Menjenguk Orang Sakit sebagai Sarana untuk Meningkatkan Kewaspadaan Diri
Pada hari Jumat (9/2/2024) kami berombongan menjenguk kawan yang sedang sakit. Janji atau kesepakatan untuk berangkat bersama-sama dilakukan melalui "panggilan grup WA".Â
Meskipun status saya sudah pensiun atau purnatugas, alhamdulillah masih diikutkan dalam rombongan. Pak Anas Baenana yang berinisiatif untuk "membawa" rombongan menuju rumah sakit umum di kabupaten kami, Penajam Paser Utara, Kalimantan Timur.
Mobil pribadi ayah Dzaky itu digunakan untuk menjemput Pak Habel Hewi dan Bu Fitrawati di dekat rumah Hj. S. Khasanah. Selanjutnya, mobil meluncur menuju kilometer tiga Penajam.
Saya, Suprihadi menunggu di rumah Pak Mokhamad Syafii. Jadilah kami berlima menuju rumah sakit tempat Pak Sugeng Mardisantoso dirawat inap (opname).
Sebelum mobil berangkat dari rumah Pak Mokhamad Syafii, saya menyerahkan sebuah buku kepada Bu Fitrawati. Pada saat acara Pelepasan Purnatugas Pengawas Sekolah di SMP 1 PPU (30/1/2024) Bu Fitrawati tidak hadir.
Perjalanan dari kilometer tiga Penajam menuju RSUD Ratu Aji Putri Botung tidak memerlukan waktu lama. Jarak hanya sekitar enam kilometer.
Mobil Pak Anas Baenana diparkir di pinggir jalan, tidak dimasukkan ke area rumah sakit. Jika mobil masuk ke area rumah sakit, prosesinya cukup panjang. Perlu antre lewat pintu berpenjaga, ambil karcis, kemudian baru parkir di lokasi yang agak jauh dari pintu masuk ke dalam rumah sakit.
Dengan memarkir kendaraan di luar rumah sakit (di pinggir jalan), kami cukup berjalan kaki dengan jarak relatif lebih dekat menuju pintu masuk ke dalam rumah sakit.
Cuaca agak mendung saat itu. Namun, kami merasa nyaman. Hujan belum turun. Langkah-langkah kami seperti adu cepat. Akan tetapi, saya tetap berusaha untuk memotret dan berswafoto.
Kami langsung berjalan menuju ruang rawat inap.
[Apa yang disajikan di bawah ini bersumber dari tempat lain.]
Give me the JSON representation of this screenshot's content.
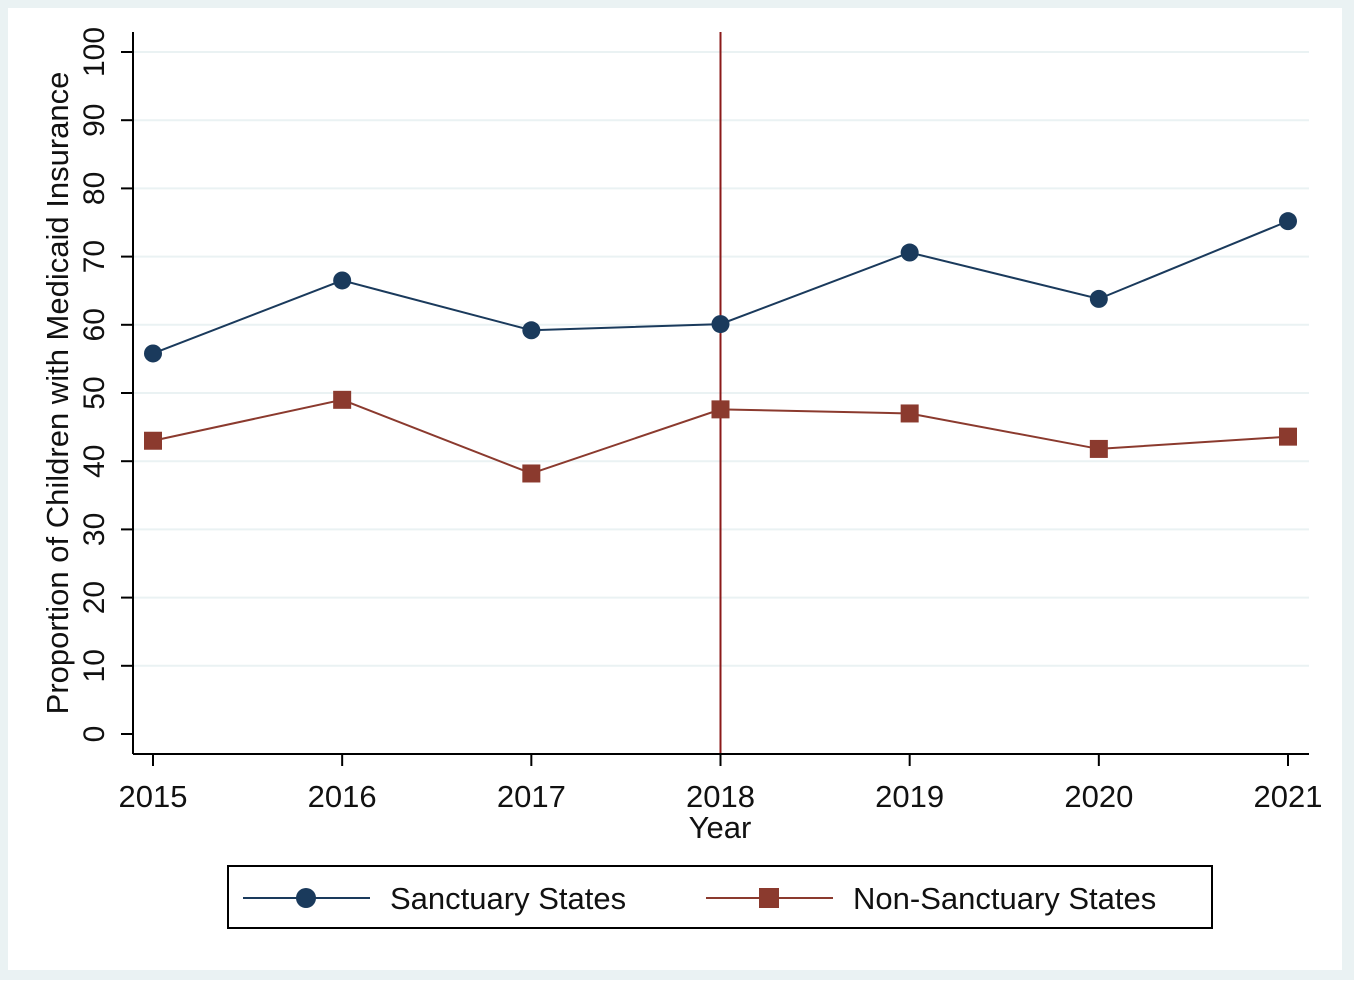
{
  "chart_data": {
    "type": "line",
    "title": "",
    "xlabel": "Year",
    "ylabel": "Proportion of Children with Medicaid Insurance",
    "x": [
      2015,
      2016,
      2017,
      2018,
      2019,
      2020,
      2021
    ],
    "x_tick_labels": [
      "2015",
      "2016",
      "2017",
      "2018",
      "2019",
      "2020",
      "2021"
    ],
    "y_ticks": [
      0,
      10,
      20,
      30,
      40,
      50,
      60,
      70,
      80,
      90,
      100
    ],
    "y_tick_labels": [
      "0",
      "10",
      "20",
      "30",
      "40",
      "50",
      "60",
      "70",
      "80",
      "90",
      "100"
    ],
    "ylim": [
      -3,
      103
    ],
    "xlim": [
      2015,
      2021
    ],
    "grid": "horizontal",
    "legend_position": "bottom",
    "reference_line": {
      "x": 2018,
      "color": "#8b1a1a"
    },
    "series": [
      {
        "name": "Sanctuary States",
        "values": [
          55.8,
          66.5,
          59.2,
          60.1,
          70.6,
          63.8,
          75.2
        ],
        "color": "#1a3a5c",
        "marker": "circle"
      },
      {
        "name": "Non-Sanctuary States",
        "values": [
          43.0,
          49.0,
          38.2,
          47.6,
          47.0,
          41.8,
          43.6
        ],
        "color": "#8b3a2e",
        "marker": "square"
      }
    ]
  },
  "colors": {
    "outer_background": "#eaf2f3",
    "plot_background": "#ffffff",
    "grid": "#eaf2f3",
    "axis": "#000000"
  }
}
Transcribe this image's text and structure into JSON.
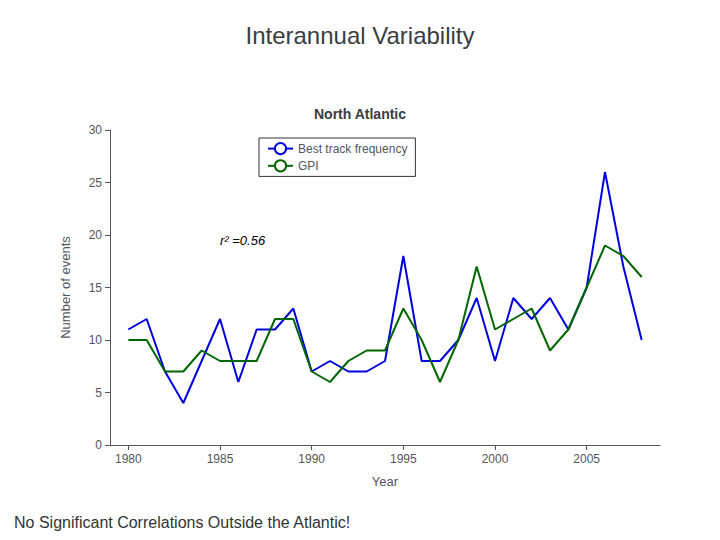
{
  "chart_data": {
    "type": "line",
    "title": "Interannual Variability",
    "subtitle": "North Atlantic",
    "xlabel": "Year",
    "ylabel": "Number of events",
    "annotation": "r² =0.56",
    "caption": "No Significant Correlations Outside the Atlantic!",
    "x": [
      1980,
      1981,
      1982,
      1983,
      1984,
      1985,
      1986,
      1987,
      1988,
      1989,
      1990,
      1991,
      1992,
      1993,
      1994,
      1995,
      1996,
      1997,
      1998,
      1999,
      2000,
      2001,
      2002,
      2003,
      2004,
      2005,
      2006,
      2007,
      2008
    ],
    "series": [
      {
        "name": "Best track frequency",
        "color": "#0000dd",
        "values": [
          11,
          12,
          7,
          4,
          8,
          12,
          6,
          11,
          11,
          13,
          7,
          8,
          7,
          7,
          8,
          18,
          8,
          8,
          10,
          14,
          8,
          14,
          12,
          14,
          11,
          15,
          26,
          17,
          10
        ]
      },
      {
        "name": "GPI",
        "color": "#006600",
        "values": [
          10,
          10,
          7,
          7,
          9,
          8,
          8,
          8,
          12,
          12,
          7,
          6,
          8,
          9,
          9,
          13,
          10,
          6,
          10,
          17,
          11,
          12,
          13,
          9,
          11,
          15,
          19,
          18,
          16
        ]
      }
    ],
    "xlim": [
      1979,
      2009
    ],
    "xticks": [
      1980,
      1985,
      1990,
      1995,
      2000,
      2005
    ],
    "ylim": [
      0,
      30
    ],
    "yticks": [
      0,
      5,
      10,
      15,
      20,
      25,
      30
    ],
    "grid": false,
    "legend": "upper left"
  }
}
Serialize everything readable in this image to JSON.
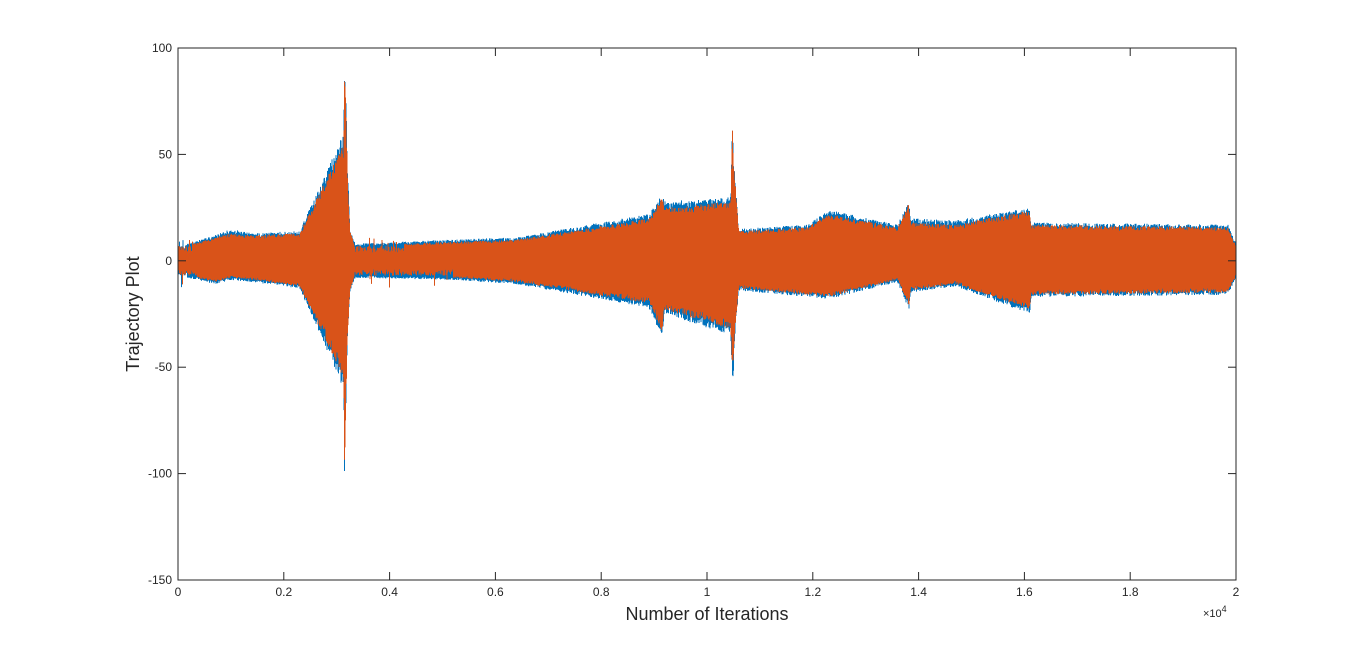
{
  "chart_data": {
    "type": "line",
    "title": "",
    "xlabel": "Number of Iterations",
    "ylabel": "Trajectory Plot",
    "xlim": [
      0,
      20000
    ],
    "ylim": [
      -150,
      100
    ],
    "x_ticks": [
      0,
      2000,
      4000,
      6000,
      8000,
      10000,
      12000,
      14000,
      16000,
      18000,
      20000
    ],
    "x_tick_labels": [
      "0",
      "0.2",
      "0.4",
      "0.6",
      "0.8",
      "1",
      "1.2",
      "1.4",
      "1.6",
      "1.8",
      "2"
    ],
    "x_exponent_label": "×10",
    "x_exponent_power": "4",
    "y_ticks": [
      -150,
      -100,
      -50,
      0,
      50,
      100
    ],
    "y_tick_labels": [
      "-150",
      "-100",
      "-50",
      "0",
      "50",
      "100"
    ],
    "grid": false,
    "legend": "none",
    "baseline_band": [
      -7,
      7
    ],
    "series": [
      {
        "color": "#0072BD",
        "x": [
          0,
          700,
          1000,
          1400,
          2300,
          3130,
          3150,
          3170,
          3200,
          3250,
          3350,
          5200,
          6400,
          8900,
          9150,
          9200,
          10450,
          10480,
          10500,
          10530,
          10600,
          11900,
          12300,
          13600,
          13820,
          13850,
          14700,
          16100,
          16130,
          19850,
          20000
        ],
        "y_max": [
          7,
          12,
          15,
          13,
          14,
          60,
          97,
          85,
          50,
          15,
          8,
          10,
          11,
          22,
          31,
          28,
          30,
          67,
          52,
          40,
          15,
          17,
          24,
          17,
          28,
          20,
          19,
          25,
          18,
          17,
          8
        ],
        "y_min": [
          -7,
          -11,
          -9,
          -10,
          -13,
          -60,
          -105,
          -77,
          -40,
          -15,
          -8,
          -9,
          -11,
          -22,
          -36,
          -25,
          -35,
          -59,
          -55,
          -35,
          -14,
          -17,
          -18,
          -10,
          -23,
          -15,
          -12,
          -25,
          -17,
          -16,
          -8
        ]
      },
      {
        "color": "#D95319",
        "x": [
          0,
          700,
          1000,
          1400,
          2300,
          3130,
          3150,
          3170,
          3200,
          3250,
          3350,
          5200,
          6400,
          8900,
          9150,
          9200,
          10450,
          10480,
          10500,
          10530,
          10600,
          11900,
          12300,
          13600,
          13820,
          13850,
          14700,
          16100,
          16130,
          19850,
          20000
        ],
        "y_max": [
          6,
          11,
          13,
          12,
          13,
          55,
          97,
          80,
          45,
          14,
          7,
          9,
          10,
          20,
          30,
          25,
          28,
          67,
          50,
          38,
          14,
          16,
          22,
          16,
          27,
          18,
          17,
          24,
          17,
          16,
          7
        ],
        "y_min": [
          -6,
          -10,
          -8,
          -9,
          -12,
          -55,
          -100,
          -75,
          -38,
          -14,
          -7,
          -8,
          -10,
          -20,
          -33,
          -23,
          -32,
          -55,
          -50,
          -32,
          -13,
          -16,
          -17,
          -9,
          -21,
          -14,
          -11,
          -23,
          -16,
          -15,
          -7
        ]
      }
    ]
  }
}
Petugas pada bagian resepsionis tidak tampak. Bu Fitrawati membawa bingkisan atau hadiah untuk diberikan kepada pasien (dan yang menjaga pasien).
Kami menuju ruang Teratai 5, tempat Pak Sugeng Mardisantoso dirawat. Kami sangat tidak sabar untuk mengetahui kondisi kesehatan salah satu ketua RT di lingkungan Perumahan Korpri, km 9 itu.
Saat pintu ruang terbuka atau dibuka, saya melihat Pak Sugeng Mardisantoso sedang tertidur dengan nyenyak. Ada sebuah selang infus kami lihat.
Pada lantai di atas tikar (ambal), istri tercinta Pak Sugeng Mardisantoso sedang duduk bersama seorang anak laki-lakinya. Begitu kami masuk, anak laki-lakinya itu segera berdiri dan menyalami kami satu per satu.
Setelah kami duduk dan berbincang sebentar, tampak Pak Sugeng Mardisantoso membuak kedua matanya. Dengan perlahan, ia bangkit dan mulai duduk.
Saya segera menyerahkan sebuah buku dan minta dipotret (dasar memang Pak Pri ini, ya. Orang sedang sakit dijadikan objek berfoto). Pada saat acara Pelepasan Purnatugas Pengawas Sekolah di SMP 1 PPU (30/1/2024), Pak Sugeng Mardisantoso memang belum menerima buku kenang-kenangan meskipun waktu itu hadir.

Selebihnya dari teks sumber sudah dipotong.